Это только приносит вред их здоровью;
и я не сомневаюсь, что многие возненавидели
книги и за книгу в том возрасте, который
не выносит такого принуждения - это подобно
пресыщению, после которого остаётся неустранимое
отвращение. (с. 177-178).
Аксиома 28
Ни один предмет,
который они должны изучить, не следует
превращать в бремя для них
или навязывать им как нечто обязательное.

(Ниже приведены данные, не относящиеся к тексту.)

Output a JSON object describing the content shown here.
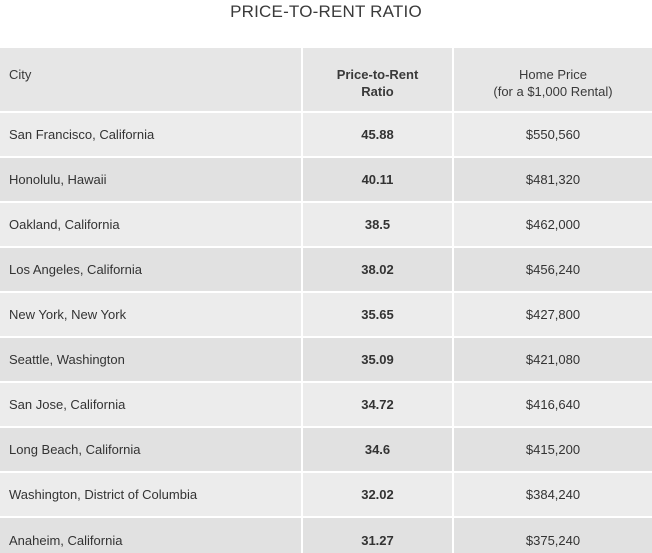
{
  "chart_data": {
    "type": "table",
    "title": "PRICE-TO-RENT RATIO",
    "columns": [
      "City",
      "Price-to-Rent Ratio",
      "Home Price (for a $1,000 Rental)"
    ],
    "header": {
      "city": "City",
      "ratio_line1": "Price-to-Rent",
      "ratio_line2": "Ratio",
      "price_line1": "Home Price",
      "price_line2": "(for a $1,000 Rental)"
    },
    "rows": [
      {
        "city": "San Francisco, California",
        "ratio": "45.88",
        "price": "$550,560"
      },
      {
        "city": "Honolulu, Hawaii",
        "ratio": "40.11",
        "price": "$481,320"
      },
      {
        "city": "Oakland, California",
        "ratio": "38.5",
        "price": "$462,000"
      },
      {
        "city": "Los Angeles, California",
        "ratio": "38.02",
        "price": "$456,240"
      },
      {
        "city": "New York, New York",
        "ratio": "35.65",
        "price": "$427,800"
      },
      {
        "city": "Seattle, Washington",
        "ratio": "35.09",
        "price": "$421,080"
      },
      {
        "city": "San Jose, California",
        "ratio": "34.72",
        "price": "$416,640"
      },
      {
        "city": "Long Beach, California",
        "ratio": "34.6",
        "price": "$415,200"
      },
      {
        "city": "Washington, District of Columbia",
        "ratio": "32.02",
        "price": "$384,240"
      },
      {
        "city": "Anaheim, California",
        "ratio": "31.27",
        "price": "$375,240"
      }
    ]
  }
}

Всё, что предлагается в такой форме, немедленно
становится скучным; душа проникается
отвращением к этому, даже в том случае,
если оно раньше было для неё приятно или
безразлично. Заставьте ребёнка ежедневно
известное время гонять свой волчок, хочется
ли ему это делать или нет; требуйте этого
от него как обязанности, которой он должен
уделить столько-то часов утром и после
полудня,- и вы увидите, как скоро ему надоест
при таких условиях любая игра. А разве
не то же самое бывает и со взрослыми людьми?
Разве то, что они с удовольствием делают
по своей воле, не становится сразу же
для них тягостным и невыносимым, как только
они увидят, что это вменяется им в обязанность?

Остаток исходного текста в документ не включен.